Mammals: These data are for acute oral toxicity to mice and rats. Mammals are particularly sensitive to broad-spectrum insecticides such as cholinesterase inhibitors (carbamates and OPs) and agonists and antagonists of the GABA-R like avermectins, fipronil and OCs. Especially toxic (LD50 <10 mg/kg body weight) are the following compounds: aldicarb (0.9 mg/kg), oxamyl (2.8) and thiofanox (8.5) among the carbamates; and chlorethoxyfos (3.3), terbufos (3.5), phorate (3.8), tebupirimfos (5.5), disulfoton (6.6), chlormephos (7.0), fenamiphos and parathion (8.0), mevinphos and sulfotep (10) among the OPs. Avermectins have typical LD50s in the range 80-250 mg/kg, whereas OCs are typically between 130-400 mg/kg; the LD50 of fipronil is 96 mg/kg. Fumigants and PCP are also very toxic to mammals, in particular phosphine (40 mg/kg), but their typical LD50s are in the range 100-275 mg/kg.
All other neurotoxic insecticides are only moderately toxic to mammals, from dithiols (LD50 408 mg/kg) to amitraz (LD50 1125 mg/kg) and pyrethroids (typical LD50 250-4000 mg/kg). Respiratory inhibitors can be equally toxic (typical LD50 550-1200 mg/kg), and hydrogen cyanide (LD50 18 mg/kg) and DNOC (LD50 68 mg/kg) are particularly toxic.

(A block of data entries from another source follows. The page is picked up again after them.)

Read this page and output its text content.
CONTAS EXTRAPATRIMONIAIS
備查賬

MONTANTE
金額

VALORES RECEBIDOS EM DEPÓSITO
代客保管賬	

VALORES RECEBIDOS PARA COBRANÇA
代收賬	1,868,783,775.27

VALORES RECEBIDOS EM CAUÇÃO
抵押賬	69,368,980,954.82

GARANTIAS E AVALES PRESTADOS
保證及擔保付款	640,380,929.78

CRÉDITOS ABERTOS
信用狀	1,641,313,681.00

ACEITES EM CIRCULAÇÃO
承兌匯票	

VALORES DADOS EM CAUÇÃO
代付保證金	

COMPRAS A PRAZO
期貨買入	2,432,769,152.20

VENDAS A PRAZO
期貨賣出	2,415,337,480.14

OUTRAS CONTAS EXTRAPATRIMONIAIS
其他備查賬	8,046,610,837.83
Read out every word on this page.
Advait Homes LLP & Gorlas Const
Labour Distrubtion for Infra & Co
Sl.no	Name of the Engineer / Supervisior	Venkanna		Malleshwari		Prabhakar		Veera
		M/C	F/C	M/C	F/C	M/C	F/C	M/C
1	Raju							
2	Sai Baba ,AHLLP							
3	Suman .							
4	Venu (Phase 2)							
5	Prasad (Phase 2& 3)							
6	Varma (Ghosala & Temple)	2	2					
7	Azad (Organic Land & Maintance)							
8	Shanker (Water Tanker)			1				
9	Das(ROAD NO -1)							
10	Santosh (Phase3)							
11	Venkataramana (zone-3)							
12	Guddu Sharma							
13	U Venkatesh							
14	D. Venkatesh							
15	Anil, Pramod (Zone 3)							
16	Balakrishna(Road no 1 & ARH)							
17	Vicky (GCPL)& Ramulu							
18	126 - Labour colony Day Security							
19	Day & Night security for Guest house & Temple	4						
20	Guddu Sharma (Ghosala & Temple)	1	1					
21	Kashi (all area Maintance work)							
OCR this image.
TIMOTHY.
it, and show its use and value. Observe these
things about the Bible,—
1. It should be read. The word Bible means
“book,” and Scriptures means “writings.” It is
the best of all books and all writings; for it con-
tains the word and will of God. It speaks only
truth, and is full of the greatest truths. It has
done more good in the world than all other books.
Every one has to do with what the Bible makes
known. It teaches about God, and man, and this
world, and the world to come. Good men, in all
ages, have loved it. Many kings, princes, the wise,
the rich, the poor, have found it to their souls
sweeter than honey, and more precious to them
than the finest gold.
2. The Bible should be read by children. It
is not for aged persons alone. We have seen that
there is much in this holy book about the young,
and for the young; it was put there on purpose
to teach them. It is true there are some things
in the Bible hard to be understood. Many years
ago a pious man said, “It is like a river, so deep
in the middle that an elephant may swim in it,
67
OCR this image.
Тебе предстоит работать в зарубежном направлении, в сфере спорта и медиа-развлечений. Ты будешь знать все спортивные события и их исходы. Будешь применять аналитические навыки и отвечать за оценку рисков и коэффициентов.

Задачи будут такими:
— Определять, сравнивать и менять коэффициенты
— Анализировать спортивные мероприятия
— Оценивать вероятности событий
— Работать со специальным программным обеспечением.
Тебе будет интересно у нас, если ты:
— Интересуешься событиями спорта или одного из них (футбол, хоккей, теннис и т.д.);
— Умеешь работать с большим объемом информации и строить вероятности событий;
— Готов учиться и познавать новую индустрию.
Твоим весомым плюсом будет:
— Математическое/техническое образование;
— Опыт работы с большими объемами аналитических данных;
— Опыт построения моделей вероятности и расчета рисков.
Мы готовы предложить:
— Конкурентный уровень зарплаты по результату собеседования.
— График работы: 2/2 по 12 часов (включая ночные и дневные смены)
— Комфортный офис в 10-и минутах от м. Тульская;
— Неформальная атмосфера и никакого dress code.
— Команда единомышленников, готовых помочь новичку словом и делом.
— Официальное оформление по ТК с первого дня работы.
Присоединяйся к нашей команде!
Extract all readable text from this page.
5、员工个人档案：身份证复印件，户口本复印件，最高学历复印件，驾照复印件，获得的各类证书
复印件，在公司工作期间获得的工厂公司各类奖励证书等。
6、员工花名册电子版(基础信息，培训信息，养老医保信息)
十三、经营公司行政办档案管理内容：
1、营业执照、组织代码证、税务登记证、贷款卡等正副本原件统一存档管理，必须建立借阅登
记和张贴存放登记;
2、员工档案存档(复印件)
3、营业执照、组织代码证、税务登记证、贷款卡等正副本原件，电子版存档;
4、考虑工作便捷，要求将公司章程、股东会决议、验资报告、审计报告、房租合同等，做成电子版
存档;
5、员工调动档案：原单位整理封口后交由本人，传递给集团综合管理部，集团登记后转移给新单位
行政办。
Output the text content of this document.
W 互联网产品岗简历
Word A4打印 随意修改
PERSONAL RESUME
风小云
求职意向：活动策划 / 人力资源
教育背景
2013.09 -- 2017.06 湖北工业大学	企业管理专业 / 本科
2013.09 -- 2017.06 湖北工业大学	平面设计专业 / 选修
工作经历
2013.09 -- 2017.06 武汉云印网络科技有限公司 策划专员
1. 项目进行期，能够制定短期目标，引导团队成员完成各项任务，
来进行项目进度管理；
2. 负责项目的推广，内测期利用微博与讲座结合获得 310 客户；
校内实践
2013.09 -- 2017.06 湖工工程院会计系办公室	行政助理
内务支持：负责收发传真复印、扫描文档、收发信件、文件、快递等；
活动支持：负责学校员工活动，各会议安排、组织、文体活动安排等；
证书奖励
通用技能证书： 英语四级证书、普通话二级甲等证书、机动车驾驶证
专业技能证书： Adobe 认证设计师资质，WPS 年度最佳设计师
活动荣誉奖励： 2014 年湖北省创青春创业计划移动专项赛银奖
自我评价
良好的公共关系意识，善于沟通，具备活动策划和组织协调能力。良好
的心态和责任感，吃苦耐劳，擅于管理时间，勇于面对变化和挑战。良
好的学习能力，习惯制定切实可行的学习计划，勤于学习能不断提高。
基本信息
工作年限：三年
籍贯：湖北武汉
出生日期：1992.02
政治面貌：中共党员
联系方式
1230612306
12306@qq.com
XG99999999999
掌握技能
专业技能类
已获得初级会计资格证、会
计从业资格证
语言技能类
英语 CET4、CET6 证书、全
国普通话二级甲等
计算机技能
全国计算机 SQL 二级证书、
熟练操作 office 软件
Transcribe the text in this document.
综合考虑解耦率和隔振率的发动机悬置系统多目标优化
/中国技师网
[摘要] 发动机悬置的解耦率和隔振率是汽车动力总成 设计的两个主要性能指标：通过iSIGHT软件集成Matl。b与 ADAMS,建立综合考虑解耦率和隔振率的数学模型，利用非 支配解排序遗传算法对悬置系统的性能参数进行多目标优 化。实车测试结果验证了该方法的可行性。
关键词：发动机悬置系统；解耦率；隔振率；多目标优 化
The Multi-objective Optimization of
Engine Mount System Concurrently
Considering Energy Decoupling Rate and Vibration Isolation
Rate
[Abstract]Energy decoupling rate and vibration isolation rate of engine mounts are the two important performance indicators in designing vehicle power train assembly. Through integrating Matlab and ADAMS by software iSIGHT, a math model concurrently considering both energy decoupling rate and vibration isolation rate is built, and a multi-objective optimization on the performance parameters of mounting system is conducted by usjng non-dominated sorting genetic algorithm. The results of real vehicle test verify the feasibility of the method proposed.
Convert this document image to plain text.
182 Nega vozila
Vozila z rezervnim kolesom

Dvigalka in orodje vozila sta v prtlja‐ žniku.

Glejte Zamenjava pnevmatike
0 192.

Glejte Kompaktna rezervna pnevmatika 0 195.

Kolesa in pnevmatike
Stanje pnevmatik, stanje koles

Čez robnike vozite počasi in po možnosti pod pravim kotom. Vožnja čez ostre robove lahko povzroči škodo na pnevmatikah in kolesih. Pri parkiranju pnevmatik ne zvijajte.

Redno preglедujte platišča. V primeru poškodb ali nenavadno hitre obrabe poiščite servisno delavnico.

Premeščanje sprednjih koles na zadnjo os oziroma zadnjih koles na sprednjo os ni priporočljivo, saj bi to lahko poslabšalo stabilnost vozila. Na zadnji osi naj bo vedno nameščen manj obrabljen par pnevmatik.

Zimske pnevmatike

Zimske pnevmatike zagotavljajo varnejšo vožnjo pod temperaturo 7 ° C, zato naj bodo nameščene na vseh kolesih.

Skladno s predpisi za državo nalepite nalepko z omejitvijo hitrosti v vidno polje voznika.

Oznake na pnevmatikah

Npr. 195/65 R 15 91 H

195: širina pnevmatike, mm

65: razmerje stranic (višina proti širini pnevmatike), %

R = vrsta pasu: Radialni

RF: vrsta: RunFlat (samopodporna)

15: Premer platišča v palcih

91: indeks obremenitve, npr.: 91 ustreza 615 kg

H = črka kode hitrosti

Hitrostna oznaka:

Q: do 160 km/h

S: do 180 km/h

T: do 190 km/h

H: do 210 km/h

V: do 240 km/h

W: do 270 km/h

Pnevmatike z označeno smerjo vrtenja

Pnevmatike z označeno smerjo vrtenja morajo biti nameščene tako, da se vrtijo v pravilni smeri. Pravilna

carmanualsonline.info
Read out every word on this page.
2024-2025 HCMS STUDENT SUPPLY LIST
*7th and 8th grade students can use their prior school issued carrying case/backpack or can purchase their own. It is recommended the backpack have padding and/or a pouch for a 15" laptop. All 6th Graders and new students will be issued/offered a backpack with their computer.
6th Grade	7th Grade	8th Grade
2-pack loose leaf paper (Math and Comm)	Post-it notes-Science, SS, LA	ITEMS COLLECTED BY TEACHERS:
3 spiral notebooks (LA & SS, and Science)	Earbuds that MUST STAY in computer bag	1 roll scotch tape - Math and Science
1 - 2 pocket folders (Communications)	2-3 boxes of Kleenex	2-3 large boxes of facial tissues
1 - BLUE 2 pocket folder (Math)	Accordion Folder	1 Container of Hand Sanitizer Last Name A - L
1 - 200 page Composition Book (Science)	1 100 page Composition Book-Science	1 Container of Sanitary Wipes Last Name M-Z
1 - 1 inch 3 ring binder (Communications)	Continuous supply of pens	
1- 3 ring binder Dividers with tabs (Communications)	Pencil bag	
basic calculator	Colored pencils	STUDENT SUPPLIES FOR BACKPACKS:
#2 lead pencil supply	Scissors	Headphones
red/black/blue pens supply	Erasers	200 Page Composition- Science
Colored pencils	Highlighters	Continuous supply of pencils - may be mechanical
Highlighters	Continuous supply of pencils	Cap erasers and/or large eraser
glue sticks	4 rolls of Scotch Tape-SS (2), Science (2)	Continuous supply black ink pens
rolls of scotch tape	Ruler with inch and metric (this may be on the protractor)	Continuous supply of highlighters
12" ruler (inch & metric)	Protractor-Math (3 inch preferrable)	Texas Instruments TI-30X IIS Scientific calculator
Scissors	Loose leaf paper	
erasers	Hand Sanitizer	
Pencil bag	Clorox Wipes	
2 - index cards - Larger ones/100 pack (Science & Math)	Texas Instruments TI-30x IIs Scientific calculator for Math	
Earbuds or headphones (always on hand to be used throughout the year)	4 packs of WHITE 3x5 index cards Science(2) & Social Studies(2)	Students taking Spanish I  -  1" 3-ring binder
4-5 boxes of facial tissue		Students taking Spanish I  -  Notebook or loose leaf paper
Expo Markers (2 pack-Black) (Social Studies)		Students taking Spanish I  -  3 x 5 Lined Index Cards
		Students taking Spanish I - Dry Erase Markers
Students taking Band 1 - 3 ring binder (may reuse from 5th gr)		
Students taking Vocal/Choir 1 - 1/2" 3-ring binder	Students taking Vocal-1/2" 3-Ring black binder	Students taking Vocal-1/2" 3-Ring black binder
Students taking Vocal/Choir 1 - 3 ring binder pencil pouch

Finally, acaricide ATPase inhibitors, the majority of synergists, stomach poisons and all IGR compounds are quite harmless to mammals (Figure 2d).
Conclusions
It appears that the mode of action of insecticides is responsible for their higher or lower toxicity to non-target organisms. However, the large variations in susceptibility among different animal taxa suggest that certain biochemical traits particular to a group of organisms are responsible for a specific level of sensitivity. Aquatic arthropods are most susceptible to all types of insecticides because they share many physiological features with the target insects. Other aquatic organisms, such as fish and amphibians, are very sensitive to broad-spectrum neurotoxic and respiratory inhibitor insecticides, but not so much to selective insecticides such as IGRs and stomach poisons. Terrestrial vertebrates are also sensitive to most neurotoxicants and respiratory inhibitors, with the exception of those insecticides derived from natural toxins produced by plants or fungi (e.g. pyrethroids, neonicotinoids, avermectins, spinosad), which appear to have little or no toxicity in birds and mammals.
It is no coincidence that natural insecticides such as pyrethrum or nicotine, and their corresponding man-made derivatives, are less toxic to terrestrial animals than other neurotoxic substances such as OC, OP and carbamate insecticides. Firstly, the mode of action of the natural insecticides on their target receptor is typically agonistic, whereas that of the man-made products is more often antagonistic. Secondly, birds and mammals have evolved in environments where poisonous plants grow, producing seeds and fruits that may form part of the diet of those animals. Consequently, they have evolved and altered their neurophysiological mechanisms to cope with the possible threat of poisoning. By the same token, it is not surprising that the most toxic substances to organisms are the artificial, man-made insecticides, for which most organisms have been unable to evolve the corresponding physiological traits that may counteract their effect.